Honorific Prefix: | Blessed |
Nelson Rutilio Lemus Chávez | |
Birth Date: | 10 November 1960 |
Birth Place: | El Paisnal, San Salvador, El Salvador |
Death Place: | Between Aguilares and El Paisnal, San Salvador, El Salvador |
Titles: | Martyr |
Venerated In: | Roman Catholic Church |
Feast Day: | 12 March |
Attributes: | Palm |
Beatified Date: | 22 January 2022 |
Beatified Place: | Plaza Divino Salvador del Mundo, San Salvador, El Salvador |
Nelson Rutilio Lemus Chávez (10 November 1960 – 12 March 1977) was a Salvadoran Catholic who was active during the 20th century unrest in the country.
He was an active participant in his local parish and was often involved in helping others to read the Bible.[1] [2] He was also the one that would ring the church bells for Mass and helped his local parish priest.[3] Lemus was slain in 1977 on a dirt road amidst sugarcane fields en route to Mass alongside Manuel Solórzano and the Jesuit priest Rutilio Grande García after three Salvadoran soldiers ambushed them.[4] [5]
Lemus was beatified in 2022 in San Salvador alongside his two companions and the slain priest Cosma Spessotto.[2]
Nelson Rutilio Lemus Chávez was born on 10 November 1960 in El Paisnal in the San Salvador department as the eldest of eight sisters and one brother; his mother was a housewife and his father worked at the local post office. He was epileptic since his childhood.[3]

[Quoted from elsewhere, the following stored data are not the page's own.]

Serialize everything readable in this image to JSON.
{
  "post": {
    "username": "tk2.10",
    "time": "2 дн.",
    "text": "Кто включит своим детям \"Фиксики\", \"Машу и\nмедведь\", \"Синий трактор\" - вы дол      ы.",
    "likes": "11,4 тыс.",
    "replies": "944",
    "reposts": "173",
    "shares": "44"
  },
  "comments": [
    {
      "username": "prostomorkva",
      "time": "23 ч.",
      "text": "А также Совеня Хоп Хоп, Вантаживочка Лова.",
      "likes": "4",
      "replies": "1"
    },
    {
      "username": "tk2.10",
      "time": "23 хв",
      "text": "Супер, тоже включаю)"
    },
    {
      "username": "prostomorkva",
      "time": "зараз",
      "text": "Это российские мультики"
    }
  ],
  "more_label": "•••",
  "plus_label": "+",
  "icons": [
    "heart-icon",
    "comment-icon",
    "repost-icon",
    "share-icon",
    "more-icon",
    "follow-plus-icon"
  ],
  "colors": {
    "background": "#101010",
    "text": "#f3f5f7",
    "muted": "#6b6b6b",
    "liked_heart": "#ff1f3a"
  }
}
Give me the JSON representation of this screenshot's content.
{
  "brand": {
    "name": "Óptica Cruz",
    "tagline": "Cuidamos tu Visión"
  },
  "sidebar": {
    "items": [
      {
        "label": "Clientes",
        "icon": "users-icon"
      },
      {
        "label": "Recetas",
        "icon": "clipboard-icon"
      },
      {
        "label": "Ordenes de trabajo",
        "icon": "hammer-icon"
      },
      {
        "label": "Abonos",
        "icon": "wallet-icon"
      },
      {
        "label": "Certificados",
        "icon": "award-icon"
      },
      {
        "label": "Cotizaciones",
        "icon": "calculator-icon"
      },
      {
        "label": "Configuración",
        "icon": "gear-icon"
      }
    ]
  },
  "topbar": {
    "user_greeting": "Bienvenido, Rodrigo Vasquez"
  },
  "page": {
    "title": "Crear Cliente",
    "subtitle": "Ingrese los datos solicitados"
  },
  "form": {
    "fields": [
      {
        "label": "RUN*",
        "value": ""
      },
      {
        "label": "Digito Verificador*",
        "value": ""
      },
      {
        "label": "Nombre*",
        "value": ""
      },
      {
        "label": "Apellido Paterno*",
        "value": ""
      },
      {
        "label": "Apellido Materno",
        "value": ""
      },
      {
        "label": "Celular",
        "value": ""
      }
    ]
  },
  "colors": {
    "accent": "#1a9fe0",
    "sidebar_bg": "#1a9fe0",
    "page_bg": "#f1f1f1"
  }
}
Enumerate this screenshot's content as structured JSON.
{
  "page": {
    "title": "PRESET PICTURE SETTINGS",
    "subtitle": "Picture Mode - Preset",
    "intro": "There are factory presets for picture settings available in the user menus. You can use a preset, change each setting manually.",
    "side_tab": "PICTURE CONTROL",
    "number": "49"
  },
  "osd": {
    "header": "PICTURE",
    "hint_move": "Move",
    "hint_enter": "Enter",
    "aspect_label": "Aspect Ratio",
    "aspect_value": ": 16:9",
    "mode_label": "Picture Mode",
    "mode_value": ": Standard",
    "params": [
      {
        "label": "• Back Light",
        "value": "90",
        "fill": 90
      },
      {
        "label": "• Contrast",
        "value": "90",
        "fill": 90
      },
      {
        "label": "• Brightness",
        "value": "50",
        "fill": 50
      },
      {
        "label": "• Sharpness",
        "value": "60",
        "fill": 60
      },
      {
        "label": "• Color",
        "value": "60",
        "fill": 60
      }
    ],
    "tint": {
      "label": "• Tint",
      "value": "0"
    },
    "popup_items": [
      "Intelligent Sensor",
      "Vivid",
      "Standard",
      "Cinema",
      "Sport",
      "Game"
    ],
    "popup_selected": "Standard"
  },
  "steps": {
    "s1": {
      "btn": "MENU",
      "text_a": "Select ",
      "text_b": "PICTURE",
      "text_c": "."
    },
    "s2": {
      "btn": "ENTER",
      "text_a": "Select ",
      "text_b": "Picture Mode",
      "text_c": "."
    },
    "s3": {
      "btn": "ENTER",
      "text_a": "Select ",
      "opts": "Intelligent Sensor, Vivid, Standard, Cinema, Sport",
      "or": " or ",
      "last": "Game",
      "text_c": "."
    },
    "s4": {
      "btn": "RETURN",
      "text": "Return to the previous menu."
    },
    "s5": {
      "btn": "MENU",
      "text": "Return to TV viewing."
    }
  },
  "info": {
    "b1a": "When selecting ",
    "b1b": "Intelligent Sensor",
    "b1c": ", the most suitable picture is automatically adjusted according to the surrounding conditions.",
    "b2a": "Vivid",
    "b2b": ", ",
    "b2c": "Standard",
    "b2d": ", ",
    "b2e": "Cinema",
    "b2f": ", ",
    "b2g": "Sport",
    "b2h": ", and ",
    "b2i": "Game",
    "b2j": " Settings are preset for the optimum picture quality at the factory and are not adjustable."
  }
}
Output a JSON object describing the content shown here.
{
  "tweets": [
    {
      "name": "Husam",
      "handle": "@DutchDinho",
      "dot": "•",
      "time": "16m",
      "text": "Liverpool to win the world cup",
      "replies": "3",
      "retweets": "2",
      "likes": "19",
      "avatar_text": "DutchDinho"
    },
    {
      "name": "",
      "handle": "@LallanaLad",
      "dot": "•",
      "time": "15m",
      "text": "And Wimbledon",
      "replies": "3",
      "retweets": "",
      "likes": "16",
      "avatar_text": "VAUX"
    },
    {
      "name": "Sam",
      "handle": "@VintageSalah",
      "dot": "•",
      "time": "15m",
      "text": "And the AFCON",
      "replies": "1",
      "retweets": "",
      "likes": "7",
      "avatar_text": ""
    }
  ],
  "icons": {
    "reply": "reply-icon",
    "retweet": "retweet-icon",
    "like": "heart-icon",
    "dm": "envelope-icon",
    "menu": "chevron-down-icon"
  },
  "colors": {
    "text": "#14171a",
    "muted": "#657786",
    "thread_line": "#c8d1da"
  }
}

His parents had been threatened several times due to their participation in the Delegates of the Word movement in their local parish. Lemus, meanwhile, secured a position to ring the church bells for Mass and he often helped his parish priest in his duties around the church.[1] [3] He also contributed to several pastoral activities at the parish and would help others to read the Bible. His sister, Dinora Lemus (who was nine when her brother was murdered), recalled later how her brother had "the gift of helping" and was diligent in his studies at school. In his free time, Lemus liked to raise a piscuchas on occasion with his friends.[3]
Lemus was picked up on 12 March 1977 after he delivered firewood to his godmother and accompanied the Jesuit priest Rutilio Grande García and his companion Manuel Solórzano to attend evening Mass and then to recite the novena to Saint Joseph. But three Salvadoran soldiers ambushed them on a dirt road amidst a sugarcane field (around a kilometer from Aguilares) and riddled their white and black Volkswagen with machine-gun fire around 5:00pm.[5] Solórzano attempted to shield both men as ten bullets riddled him and tore his arm off.[4] Lemus himself has five bullet holes in his head while Grande had been shot eighteen times since he was the main target. News about the three deaths did not come until sometime between 5:30 and 6:00pm. The Archbishop of San Salvador Óscar Arnulfo Romero y Galdámez presided over their funeral Mass at the archdiocesan cathedral.[3] [2]
The beatification process for Lemus and his two companions commenced after the Congregation for the Causes of Saints issued the official "nihil obstat" (no objections) edict which would allow for the San Salvador archdiocese to conduct an investigation into their lives and holiness. The cause would be determine if the three had died "in odium fidei" (in hatred of the faith) which would mean that no miracle would be required for their beatification. The process was initiated in San Salvador on 8 January 2016 and was concluded a few months later on 16 August. However, a supplementary process was initiated, spanning from 17 March 2017 until the following 6 June; the C.C.S. in Rome validated both processes as having complied with their regulations on 2 March 2018.[6]
Meanwhile, the postulation (officials spearheading the cause) drafted and submitted the "Positio" dossier to the C.C.S. for further investigation. This led to the commission of theologians approving the cause on 19 September 2019 and the cardinal and bishop members likewise issuing their approval on 18 February 2020. Pope Francis, on 21 February 2020, signed a decree that permitted their beatification, however, the original tentative August date had been postponed due to the COVID-19 pandemic. The beatification was celebrated on 22 January 2022, with Cardinal Gregorio Rosa Chávez presiding over the rite on the Pope's behalf.[6]
The current postulator for the cause is the Jesuit priest Pascual Cebollada Silvestre.[6]